Computer Vision#

The Computer Vision toolkit provides a hands-on journey through modern image understanding techniques - from classic CNN classifiers to cutting-edge generative and tracking models - all running on AMD GPU acceleration.

CV01 - Image Classification with CNN#

Build a Convolutional Neural Network from scratch and train it on the CIFAR-100 dataset (100 object categories). You will implement convolutional blocks, batch normalization, dropout, and a fully connected classifier head using PyTorch, then monitor training progress through loss and accuracy curves.

CV02 - Deep Residual Networks (ResNet-50)#

Train a ResNet-50 classifier on CIFAR-100 and explore how residual (skip) connections solve the vanishing-gradient problem in very deep networks. The lab covers Top-1/Top-5 accuracy evaluation and qualitative inspection of sample predictions.

CV03 - Object Detection with YOLOv9#

Apply YOLOv9 (“You Only Look Once”), a state-of-the-art one-stage detector, to locate and classify multiple objects in a single forward pass.

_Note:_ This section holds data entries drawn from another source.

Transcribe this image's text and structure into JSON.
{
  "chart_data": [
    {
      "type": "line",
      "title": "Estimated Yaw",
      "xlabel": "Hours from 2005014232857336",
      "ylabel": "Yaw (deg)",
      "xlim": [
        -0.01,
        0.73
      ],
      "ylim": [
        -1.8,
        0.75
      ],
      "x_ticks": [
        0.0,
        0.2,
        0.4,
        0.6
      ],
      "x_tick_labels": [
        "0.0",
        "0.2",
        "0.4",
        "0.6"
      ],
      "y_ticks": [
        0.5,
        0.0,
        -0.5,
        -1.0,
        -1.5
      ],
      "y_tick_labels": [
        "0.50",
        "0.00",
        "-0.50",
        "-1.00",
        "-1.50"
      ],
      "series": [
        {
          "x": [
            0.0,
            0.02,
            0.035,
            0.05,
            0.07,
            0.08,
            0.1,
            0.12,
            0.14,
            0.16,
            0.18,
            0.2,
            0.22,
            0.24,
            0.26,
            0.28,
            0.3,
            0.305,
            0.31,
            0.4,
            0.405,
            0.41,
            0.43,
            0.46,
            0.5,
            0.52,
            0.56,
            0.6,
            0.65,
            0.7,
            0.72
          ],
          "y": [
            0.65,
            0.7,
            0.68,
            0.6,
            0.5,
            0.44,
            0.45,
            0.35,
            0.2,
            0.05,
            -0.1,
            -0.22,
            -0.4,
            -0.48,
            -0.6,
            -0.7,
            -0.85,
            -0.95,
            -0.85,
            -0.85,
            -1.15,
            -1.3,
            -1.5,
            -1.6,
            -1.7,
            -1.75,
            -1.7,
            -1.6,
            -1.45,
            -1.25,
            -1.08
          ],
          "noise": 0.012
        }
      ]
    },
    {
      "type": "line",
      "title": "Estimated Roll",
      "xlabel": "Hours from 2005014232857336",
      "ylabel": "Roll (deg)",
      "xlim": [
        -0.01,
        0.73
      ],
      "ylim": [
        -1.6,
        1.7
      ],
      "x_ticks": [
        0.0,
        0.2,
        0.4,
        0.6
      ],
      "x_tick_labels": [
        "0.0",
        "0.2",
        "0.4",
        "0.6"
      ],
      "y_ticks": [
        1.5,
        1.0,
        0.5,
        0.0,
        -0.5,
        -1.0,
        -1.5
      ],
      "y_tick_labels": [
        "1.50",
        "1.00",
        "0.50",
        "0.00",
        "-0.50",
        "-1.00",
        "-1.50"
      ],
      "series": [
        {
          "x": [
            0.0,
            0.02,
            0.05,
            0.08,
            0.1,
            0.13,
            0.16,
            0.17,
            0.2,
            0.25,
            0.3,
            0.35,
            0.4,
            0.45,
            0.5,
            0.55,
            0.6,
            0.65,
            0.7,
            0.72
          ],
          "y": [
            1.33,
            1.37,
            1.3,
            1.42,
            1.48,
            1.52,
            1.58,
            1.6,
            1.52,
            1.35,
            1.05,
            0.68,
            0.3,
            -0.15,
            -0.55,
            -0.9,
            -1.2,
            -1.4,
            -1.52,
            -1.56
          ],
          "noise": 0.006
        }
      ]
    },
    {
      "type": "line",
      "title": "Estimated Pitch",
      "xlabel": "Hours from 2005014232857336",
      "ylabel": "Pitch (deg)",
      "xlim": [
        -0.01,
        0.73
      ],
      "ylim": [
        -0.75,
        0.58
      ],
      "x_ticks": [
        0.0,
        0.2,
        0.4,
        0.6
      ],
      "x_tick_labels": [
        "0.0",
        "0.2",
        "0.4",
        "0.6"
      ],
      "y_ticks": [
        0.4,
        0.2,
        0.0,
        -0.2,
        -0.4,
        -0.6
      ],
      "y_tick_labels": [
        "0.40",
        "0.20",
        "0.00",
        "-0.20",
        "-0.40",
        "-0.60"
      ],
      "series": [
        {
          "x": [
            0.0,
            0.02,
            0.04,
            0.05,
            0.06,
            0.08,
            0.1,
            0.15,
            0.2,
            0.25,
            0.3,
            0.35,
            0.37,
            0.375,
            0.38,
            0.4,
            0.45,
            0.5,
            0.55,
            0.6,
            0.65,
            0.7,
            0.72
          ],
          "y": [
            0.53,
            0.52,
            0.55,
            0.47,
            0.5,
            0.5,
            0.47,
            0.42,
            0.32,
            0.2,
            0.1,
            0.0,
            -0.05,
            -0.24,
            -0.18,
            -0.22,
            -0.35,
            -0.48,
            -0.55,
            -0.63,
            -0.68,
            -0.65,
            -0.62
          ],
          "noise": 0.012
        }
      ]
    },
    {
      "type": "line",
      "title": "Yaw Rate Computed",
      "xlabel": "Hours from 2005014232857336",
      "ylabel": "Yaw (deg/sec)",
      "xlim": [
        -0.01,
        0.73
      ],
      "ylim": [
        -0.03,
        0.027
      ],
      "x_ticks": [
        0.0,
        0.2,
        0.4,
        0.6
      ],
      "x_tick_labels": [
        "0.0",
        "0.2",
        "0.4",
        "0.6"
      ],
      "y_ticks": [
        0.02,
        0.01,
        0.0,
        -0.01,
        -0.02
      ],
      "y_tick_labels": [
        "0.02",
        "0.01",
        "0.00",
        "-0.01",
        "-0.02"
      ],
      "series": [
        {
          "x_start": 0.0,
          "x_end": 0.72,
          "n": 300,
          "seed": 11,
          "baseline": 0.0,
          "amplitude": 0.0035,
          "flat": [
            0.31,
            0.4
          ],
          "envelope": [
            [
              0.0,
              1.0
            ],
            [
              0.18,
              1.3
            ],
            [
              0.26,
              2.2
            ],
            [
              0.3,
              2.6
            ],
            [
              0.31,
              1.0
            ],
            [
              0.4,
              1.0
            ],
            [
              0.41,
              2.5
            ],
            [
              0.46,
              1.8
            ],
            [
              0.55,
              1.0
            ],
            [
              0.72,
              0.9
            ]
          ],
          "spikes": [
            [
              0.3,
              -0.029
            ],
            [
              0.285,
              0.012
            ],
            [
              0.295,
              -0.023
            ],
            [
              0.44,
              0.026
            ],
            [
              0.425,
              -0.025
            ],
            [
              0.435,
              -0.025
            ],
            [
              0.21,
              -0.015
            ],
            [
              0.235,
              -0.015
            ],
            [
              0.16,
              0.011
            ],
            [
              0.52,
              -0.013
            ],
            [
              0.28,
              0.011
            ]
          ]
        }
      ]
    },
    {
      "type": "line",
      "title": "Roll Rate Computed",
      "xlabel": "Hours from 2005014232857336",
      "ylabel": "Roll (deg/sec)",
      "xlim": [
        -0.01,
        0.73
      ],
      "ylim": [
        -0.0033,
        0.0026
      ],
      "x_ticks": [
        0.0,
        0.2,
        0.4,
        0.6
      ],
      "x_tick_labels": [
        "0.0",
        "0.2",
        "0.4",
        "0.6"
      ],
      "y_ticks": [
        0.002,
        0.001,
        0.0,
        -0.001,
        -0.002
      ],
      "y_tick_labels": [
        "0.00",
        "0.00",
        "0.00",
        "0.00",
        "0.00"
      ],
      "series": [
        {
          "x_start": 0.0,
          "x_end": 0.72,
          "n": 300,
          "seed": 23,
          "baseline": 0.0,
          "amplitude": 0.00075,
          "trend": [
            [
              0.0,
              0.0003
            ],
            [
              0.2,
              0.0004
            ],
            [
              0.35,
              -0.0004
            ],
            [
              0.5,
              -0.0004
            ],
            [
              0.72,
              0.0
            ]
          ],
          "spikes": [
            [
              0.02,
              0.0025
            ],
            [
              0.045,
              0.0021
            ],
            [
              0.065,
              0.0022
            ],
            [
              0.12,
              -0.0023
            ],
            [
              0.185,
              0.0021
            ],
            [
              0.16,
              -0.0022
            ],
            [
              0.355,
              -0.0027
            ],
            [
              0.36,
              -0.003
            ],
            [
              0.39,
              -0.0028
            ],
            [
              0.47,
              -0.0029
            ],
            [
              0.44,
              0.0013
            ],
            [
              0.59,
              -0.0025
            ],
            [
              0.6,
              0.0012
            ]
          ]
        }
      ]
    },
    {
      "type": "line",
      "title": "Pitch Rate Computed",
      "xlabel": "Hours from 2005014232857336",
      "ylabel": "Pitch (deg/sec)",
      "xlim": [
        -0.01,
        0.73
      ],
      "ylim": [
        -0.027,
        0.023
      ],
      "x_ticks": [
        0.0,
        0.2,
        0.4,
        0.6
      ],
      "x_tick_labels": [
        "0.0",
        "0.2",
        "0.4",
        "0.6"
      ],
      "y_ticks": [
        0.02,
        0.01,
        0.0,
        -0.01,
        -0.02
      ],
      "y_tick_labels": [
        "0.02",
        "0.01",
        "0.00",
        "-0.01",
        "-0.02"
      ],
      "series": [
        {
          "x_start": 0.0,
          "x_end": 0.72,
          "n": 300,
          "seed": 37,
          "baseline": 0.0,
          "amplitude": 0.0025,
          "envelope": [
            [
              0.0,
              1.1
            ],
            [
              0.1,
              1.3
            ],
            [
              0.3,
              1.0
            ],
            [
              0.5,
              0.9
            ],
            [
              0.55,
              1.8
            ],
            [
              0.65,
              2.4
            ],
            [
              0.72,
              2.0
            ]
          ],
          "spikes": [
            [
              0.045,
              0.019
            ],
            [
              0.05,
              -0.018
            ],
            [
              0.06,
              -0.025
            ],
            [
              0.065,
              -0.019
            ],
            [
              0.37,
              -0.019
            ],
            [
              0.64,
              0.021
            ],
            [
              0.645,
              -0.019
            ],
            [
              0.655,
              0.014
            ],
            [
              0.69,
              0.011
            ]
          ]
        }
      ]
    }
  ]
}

You will train the model for ~10 epochs, evaluate it on validation images, and visualize detection bounding boxes.

CV04 - Semantic Segmentation with SegNet#

Train a SegNet encoder–decoder on the CamVid autonomous-driving dataset to assign a class label (road, car, pedestrian, building, …) to every pixel in an image. The lab saves checkpoints and produces side-by-side comparisons of predictions vs. ground truth.

CV05 - Segment Anything (SAM)#

Run inference with Meta AI’s Segment Anything Model (SAM), a foundation model that generalises to any image without task-specific training. The lab covers both automatic (all-mask) and prompt-based (point/box) segmentation modes, producing coloured overlay maps.

CV06 - Multi-Object Tracking with YOLOv8 + ByteTrack#

Apply a pretrained YOLOv8 detector combined with the ByteTrack association algorithm to track multiple objects across video frames, assigning each a persistent identity. No training is required - the lab focuses on end-to-end inference on custom videos.

CV07 - Variational Autoencoder (VAE & cVAE)#

Implement a Variational Autoencoder on MNIST to learn a probabilistic latent space, then sample from it to generate new handwritten digits. The lab also covers the Conditional VAE (cVAE) variant, which lets you control which digit class is generated.